Wednesday, October 24, 2007

The one...and the other one

Carrie and Big and Aidan. Allie had Noah and Lon. Belle had Beast and Gaston. OK so maybe the last one was a stretch but it seems like in fiction, as well as real life there's always 'the one' and the other one... There's always the practical one the responsible one, the one who's good to you and treats you with dignity and respect, who gives you no reason to complain or worry, in other words the boring one. Then theres the one who can get under your skin like no one else can, the one who presses your buttons, tells you you're wrong, and doesn't baby you...but his touch sends your heart soaring, his calls make you smile, and theres unbelievable passion. Every girl throughout the course of her life will be faced with 'the one' and 'the other one'. Its hard because both are good men, both will be capable providers, both offer you the love you want, but its how they love that is different...
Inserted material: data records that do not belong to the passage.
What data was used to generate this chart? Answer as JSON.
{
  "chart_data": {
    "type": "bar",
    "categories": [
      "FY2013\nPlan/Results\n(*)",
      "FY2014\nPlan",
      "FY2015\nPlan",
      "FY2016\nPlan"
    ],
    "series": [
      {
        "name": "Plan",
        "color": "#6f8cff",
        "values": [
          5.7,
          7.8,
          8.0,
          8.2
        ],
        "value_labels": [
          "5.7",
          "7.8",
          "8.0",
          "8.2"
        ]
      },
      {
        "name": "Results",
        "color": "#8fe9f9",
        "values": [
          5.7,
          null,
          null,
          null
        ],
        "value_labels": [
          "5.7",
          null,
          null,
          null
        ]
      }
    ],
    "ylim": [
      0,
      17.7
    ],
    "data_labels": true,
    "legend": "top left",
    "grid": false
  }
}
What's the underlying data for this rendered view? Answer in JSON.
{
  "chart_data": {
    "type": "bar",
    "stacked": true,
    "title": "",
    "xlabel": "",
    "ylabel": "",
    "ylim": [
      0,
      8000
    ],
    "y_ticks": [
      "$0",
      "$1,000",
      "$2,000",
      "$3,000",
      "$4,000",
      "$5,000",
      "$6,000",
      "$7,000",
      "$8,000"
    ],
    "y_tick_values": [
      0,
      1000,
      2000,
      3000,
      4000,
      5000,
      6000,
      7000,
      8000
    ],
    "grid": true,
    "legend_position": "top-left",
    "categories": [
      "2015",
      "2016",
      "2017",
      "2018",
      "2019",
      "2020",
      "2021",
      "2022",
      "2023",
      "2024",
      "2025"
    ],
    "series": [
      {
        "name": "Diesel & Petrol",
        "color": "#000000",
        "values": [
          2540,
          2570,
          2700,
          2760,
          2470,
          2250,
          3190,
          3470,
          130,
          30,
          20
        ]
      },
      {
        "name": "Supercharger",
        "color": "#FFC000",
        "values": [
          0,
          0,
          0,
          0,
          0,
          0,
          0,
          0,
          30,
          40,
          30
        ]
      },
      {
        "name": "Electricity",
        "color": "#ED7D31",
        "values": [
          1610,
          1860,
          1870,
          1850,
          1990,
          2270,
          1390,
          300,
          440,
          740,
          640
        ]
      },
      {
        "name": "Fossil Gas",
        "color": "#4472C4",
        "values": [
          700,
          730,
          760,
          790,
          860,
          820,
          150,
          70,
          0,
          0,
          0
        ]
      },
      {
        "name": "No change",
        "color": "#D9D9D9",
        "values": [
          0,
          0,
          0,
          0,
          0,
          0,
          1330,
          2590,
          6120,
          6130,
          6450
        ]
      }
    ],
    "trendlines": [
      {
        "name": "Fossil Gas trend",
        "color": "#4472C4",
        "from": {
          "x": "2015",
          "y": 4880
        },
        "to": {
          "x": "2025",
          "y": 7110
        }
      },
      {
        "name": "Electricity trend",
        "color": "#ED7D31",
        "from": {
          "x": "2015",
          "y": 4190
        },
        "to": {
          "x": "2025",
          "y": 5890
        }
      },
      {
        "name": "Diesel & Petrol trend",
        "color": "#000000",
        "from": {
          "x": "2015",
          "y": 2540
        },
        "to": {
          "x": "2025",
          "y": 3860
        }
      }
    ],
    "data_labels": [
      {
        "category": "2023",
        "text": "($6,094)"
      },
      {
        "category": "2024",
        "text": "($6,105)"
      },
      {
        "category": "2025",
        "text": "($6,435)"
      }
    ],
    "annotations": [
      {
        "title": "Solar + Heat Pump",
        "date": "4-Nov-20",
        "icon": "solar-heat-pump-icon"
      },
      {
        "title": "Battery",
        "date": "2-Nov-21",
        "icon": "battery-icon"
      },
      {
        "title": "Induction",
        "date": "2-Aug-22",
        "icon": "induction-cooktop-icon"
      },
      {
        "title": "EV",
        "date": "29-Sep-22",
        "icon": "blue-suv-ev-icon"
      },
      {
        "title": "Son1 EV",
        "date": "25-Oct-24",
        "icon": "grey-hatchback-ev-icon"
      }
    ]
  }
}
Aidan Shaw/Lon Hammond/The other one
This guy is a hard one to give up because he's quite a catch. And some women don't give him up, some settle into happy, quiet lives with their Aidans and infinitely long for that something that is missing in their relationship. You can't quite put your finger on it, and you wish you could love him wholly. You wish you had the same fire and fervor for Aidan that you have for 'the one' but you just don't, and some women will never admit that to themselves. The other one is loyal, and wants to please you, and wants to share his world with you...the only problem is you don't really care. Its boring and as nice as predictability is, it gets old. Relationships need spontaneity, the fire can't die out or else the couple is doomed. To think that some women marry 'the other one' have kids with him, and build a home and essentially a fortress of longing. Longing for something more. I'm a firm believer that your husband should be your best sex, your most passionate kiss, your best friend, someone you can teach and learn from, someone with whom you can laugh, fight, and make up with. You should be able to explore your full range of emotions with your significant other. Aidans typically try to satiate their women suppressing sadness, greif, or anger. Its not that they don't care, but they just want everything and everyone to be happy. In reality though, we can't be happy all the time. Everyone needs a good cry every once in a while, conflict can bring people closer together in the end, don't avoid fights welcome the conflict as an opprotunity to compromise and grow together. But...Aidan is smart, successful, loving, open, and loves you. Its hard to turn down safety.

Mr. Big/Noah Calhoun/ The One
You laugh together at things you can't begin to explain to other people, he is your comforter when you cry, but he can irritate you more than anyone in the entire world and often does...but the good outweighs the bad. When you fight, its full of just as much passion and enthusiasm as your joyous times. But you two understand each other in a way that you can't explain. Sometimes your best friends don't like him...thats mainly because you've been through the ringer so many times with this guy that its hard for them to understand why you keep going back. You know, though, that at the end of the day, his is the last voice you want to hear and the last hand you want to hold. You can talk to him about anything without being judged, you are free to be yourself with him. Thats the most important thing, when you're with 'the one' you love who you are, he makes YOU a better you. Sometimes it feels illogical because the relationship is unpredictable and maybe even unorthodox, but it doesn't matter because you can't plan love, it just happens and you go where it takes you. What can I say...you just know. And you know you know, sometimes you don't want to admit it...but you always know deep down inside that this is the person I'm supposed to be with. This is the person that I'm supposed to share my life. He is my gift from Him. The one loves you enough to hurt your feelings, they are afraid of you leaving over a simple dispute. They are they ones who evolve and grow with you, they are nurturing your emotions not suppressing them. Lol a long time ago my my friend C said, every girl wants a guy to punch her in the eye. Now I don't agree with this literally, but figuratively, yeah...who really wants a 'yes, dear' who never puts up a fight or poses a challenge. Why be in a relationship if its all about me???

Its crazy because the only difference between choosing 'the one' and 'the other one' is fear. Fear of unpredictablity and taking a risk. But the bigger the risk the bigger the pay-off. And its understandable that many don't want to gamble with their hearts...but those same people who take the safe bets will be the same ones 15 years into a marriage who either get divorced or stay unhappily in the marriage feeling unfulfilled and lost. So...balls to the wall, or fold?